En cuanto volví a mi hogar tiré los guantes y la mascarilla por el inodoro. Me lavé las manos y la cara, me vestí con el pijama para fingir que acababa de despertar y ver el mensaje. Despeiné mi cabello, me puse otro suéter y zapatos.
Salí de nuevo, con el corazón latiendo a una velocidad impresionante. Toda la adrenalina se manifestó. No iba a tomar el metro de nuevo porque el horario no me haría llegar a tiempo, así que corrí como nunca. Era solo una estación, así que los tres minutos se transformarían en poco menos de diez.
Mientras corría, le respondí a Adam con una fingida desesperación. También hice llamadas que obviamente no iba a responder. Al no cubrirme la cara, varias personas me vieron andar "angustiado y llorando" por todo el vecindario.

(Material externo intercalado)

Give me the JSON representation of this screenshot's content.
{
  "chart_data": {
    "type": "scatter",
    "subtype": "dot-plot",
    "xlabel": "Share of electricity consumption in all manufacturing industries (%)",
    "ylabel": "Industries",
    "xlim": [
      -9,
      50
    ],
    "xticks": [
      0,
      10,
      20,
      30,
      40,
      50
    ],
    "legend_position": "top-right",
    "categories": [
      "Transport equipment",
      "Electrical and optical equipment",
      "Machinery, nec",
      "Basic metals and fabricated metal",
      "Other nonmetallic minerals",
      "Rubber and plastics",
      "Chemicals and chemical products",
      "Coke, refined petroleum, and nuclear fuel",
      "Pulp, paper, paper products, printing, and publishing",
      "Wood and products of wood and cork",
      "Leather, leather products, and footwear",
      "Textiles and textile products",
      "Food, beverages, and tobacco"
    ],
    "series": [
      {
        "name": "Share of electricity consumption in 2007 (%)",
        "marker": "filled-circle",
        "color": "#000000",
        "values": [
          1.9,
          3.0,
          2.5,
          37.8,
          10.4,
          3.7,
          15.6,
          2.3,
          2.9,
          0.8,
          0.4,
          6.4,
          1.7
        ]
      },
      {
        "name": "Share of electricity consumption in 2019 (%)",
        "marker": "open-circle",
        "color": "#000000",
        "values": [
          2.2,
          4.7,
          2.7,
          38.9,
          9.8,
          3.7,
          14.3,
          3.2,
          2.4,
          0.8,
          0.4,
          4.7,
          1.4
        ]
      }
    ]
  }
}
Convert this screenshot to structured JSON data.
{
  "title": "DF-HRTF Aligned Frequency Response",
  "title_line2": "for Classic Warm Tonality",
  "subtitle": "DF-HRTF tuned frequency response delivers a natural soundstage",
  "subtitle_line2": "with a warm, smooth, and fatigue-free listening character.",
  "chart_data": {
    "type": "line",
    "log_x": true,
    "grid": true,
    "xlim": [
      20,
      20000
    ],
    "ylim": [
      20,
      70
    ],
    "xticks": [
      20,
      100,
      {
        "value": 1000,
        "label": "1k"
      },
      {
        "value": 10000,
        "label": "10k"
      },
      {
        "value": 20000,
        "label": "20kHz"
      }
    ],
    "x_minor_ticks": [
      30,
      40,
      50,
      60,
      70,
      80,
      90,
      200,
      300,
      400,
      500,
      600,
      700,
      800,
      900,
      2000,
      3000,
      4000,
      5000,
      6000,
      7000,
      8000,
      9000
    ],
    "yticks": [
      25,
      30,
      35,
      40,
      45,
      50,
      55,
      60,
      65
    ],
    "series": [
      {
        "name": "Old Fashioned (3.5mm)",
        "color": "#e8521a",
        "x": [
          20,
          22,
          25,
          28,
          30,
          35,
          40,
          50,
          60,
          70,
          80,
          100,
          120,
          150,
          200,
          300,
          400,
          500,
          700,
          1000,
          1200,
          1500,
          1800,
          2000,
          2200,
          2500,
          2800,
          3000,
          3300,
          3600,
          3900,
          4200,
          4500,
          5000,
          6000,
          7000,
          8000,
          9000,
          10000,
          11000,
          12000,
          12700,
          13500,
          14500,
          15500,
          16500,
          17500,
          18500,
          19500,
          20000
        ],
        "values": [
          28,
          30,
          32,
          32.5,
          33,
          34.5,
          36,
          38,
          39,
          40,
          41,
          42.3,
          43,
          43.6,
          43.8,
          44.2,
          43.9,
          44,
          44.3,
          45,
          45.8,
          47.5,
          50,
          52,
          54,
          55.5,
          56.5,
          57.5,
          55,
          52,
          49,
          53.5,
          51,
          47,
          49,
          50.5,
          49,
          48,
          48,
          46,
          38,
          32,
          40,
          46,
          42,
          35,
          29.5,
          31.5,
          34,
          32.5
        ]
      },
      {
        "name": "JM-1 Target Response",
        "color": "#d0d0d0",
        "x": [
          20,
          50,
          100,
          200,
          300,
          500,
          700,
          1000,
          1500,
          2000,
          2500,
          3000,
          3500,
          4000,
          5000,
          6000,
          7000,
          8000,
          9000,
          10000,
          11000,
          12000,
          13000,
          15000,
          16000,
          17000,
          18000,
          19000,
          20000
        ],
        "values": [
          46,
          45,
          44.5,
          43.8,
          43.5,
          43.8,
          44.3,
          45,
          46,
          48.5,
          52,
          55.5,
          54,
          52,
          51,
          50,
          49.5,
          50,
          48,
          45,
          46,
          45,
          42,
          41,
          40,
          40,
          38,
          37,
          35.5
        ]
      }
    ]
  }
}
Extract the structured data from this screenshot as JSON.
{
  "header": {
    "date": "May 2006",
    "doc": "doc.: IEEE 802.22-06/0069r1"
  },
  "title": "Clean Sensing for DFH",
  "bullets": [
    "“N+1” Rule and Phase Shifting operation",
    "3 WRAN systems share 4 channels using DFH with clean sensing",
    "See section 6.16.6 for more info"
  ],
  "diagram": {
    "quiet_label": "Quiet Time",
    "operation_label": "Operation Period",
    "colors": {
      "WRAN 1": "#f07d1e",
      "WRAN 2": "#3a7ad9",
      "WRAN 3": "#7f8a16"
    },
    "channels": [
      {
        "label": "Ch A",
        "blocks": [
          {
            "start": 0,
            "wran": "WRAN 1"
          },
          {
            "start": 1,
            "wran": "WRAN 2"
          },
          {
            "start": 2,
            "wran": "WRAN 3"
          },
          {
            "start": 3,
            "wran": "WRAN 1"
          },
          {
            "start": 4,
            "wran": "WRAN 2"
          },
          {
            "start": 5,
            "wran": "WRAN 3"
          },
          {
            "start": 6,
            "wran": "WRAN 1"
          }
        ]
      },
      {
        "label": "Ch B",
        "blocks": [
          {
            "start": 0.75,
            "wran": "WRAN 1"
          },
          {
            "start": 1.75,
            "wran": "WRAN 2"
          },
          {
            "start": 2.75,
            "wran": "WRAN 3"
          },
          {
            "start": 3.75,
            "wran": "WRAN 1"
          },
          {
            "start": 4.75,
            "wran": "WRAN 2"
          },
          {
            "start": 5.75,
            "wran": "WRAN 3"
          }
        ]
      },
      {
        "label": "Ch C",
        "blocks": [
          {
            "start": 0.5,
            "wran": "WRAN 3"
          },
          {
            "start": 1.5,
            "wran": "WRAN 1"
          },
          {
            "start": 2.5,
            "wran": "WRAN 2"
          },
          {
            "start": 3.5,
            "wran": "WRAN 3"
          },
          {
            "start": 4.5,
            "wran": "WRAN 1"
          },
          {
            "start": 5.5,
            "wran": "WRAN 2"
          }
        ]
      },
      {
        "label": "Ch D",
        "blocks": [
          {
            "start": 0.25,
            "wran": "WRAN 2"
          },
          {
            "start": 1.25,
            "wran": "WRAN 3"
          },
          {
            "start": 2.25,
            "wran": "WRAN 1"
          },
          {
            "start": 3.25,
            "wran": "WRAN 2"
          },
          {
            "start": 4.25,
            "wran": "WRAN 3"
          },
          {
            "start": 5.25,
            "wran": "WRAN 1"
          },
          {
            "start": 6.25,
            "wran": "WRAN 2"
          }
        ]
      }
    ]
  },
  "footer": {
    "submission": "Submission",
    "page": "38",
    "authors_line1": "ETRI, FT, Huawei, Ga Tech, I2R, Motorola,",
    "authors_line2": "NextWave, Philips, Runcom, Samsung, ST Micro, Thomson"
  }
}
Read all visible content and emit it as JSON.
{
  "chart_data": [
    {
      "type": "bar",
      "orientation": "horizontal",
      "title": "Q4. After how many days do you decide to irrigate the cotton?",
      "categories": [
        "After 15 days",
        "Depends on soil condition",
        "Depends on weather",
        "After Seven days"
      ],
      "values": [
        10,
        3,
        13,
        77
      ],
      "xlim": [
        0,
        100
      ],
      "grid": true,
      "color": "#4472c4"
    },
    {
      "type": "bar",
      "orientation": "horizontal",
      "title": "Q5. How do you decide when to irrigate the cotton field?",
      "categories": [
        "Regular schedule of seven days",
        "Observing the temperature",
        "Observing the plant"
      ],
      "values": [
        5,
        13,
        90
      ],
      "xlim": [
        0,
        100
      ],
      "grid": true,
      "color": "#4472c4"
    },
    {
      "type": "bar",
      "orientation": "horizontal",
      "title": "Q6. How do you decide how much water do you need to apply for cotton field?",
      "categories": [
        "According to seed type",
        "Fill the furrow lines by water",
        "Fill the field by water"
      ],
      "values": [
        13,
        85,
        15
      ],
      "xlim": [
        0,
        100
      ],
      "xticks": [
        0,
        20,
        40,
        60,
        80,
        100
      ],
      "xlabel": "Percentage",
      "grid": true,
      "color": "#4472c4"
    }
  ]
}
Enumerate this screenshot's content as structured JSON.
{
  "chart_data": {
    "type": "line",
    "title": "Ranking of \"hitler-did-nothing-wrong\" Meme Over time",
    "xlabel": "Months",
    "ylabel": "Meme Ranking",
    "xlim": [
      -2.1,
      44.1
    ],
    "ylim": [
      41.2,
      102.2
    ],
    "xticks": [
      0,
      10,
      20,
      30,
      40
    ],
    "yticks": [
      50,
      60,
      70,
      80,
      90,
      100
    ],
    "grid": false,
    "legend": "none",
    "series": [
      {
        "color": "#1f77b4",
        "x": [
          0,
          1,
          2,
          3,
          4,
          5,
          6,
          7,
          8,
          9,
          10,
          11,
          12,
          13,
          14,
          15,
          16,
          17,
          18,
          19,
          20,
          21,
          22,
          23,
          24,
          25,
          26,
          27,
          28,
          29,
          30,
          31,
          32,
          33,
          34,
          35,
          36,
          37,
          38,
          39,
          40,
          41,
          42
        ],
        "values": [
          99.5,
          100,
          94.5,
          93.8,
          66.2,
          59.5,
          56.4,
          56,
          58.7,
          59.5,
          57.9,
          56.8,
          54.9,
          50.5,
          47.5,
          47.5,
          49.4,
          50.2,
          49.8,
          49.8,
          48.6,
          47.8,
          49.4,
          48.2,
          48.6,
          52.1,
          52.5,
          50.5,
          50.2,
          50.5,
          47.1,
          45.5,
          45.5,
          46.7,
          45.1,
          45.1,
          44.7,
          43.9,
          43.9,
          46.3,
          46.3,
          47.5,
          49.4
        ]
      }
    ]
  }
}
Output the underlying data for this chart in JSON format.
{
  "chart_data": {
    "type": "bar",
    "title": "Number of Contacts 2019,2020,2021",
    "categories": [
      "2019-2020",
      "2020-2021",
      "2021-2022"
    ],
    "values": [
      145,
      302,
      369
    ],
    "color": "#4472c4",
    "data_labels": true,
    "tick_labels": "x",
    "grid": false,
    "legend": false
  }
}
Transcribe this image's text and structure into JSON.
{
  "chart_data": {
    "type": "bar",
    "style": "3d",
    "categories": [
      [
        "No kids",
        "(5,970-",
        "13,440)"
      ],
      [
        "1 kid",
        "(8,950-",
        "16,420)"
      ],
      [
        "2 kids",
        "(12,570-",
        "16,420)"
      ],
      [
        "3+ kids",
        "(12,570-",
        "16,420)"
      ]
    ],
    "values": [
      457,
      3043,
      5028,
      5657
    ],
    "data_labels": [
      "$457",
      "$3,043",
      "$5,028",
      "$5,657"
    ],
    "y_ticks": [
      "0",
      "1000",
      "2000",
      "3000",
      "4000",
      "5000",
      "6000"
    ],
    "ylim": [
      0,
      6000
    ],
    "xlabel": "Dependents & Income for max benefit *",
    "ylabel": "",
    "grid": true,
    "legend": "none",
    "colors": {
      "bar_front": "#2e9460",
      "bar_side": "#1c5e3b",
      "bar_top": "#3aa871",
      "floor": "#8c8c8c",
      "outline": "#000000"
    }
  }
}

Cuando llegué vi la casa ardiendo, junto a los vecinos que observaban con horror. Los servicios de emergencia aún no llegaban, pero lo harían en cualquier momento, así que tenía que adelantarme a ellos para armar mi coartada.
Empecé a llorar y a gritar con fuerza mientras andaba por el jardín. Algunas personas intentaron detenerme, pero yo les aseguré que Adam estaba ahí y que tenía que salvarlo. El fuego era peligroso y cada vez consumía más de la casa, pero aún no se tragaba por completo al exterior.
Subí por el recibidor, que ya estaba empezando a quemarse, e intenté abrir la puerta.
En mi mente solo estaba el pensamiento constante de que siguiera actuando, que no flaqueara por nada, que priorizara verme desesperado y herido. Que le mostrara a los demás que mi poca cordura no me estaba haciendo razonar y medir el peligro de las cosas.
Pero ocurrió algo inesperado. Algo que de verdad me metería contra mi voluntad en el papel del chico que acababa de perder a su mejor amigo, a quien amaba más que a nadie.
Pateé la puerta sin medirme para "tratar de entrar", pero no pronostiqué que por culpa de ese golpe se me caería encima un trozo de madera ardiendo que sostenía parte del techo del recibidor. Quedé inconsciente casi al momento, con marcas permanentes en el cuerpo y la memoria alterada.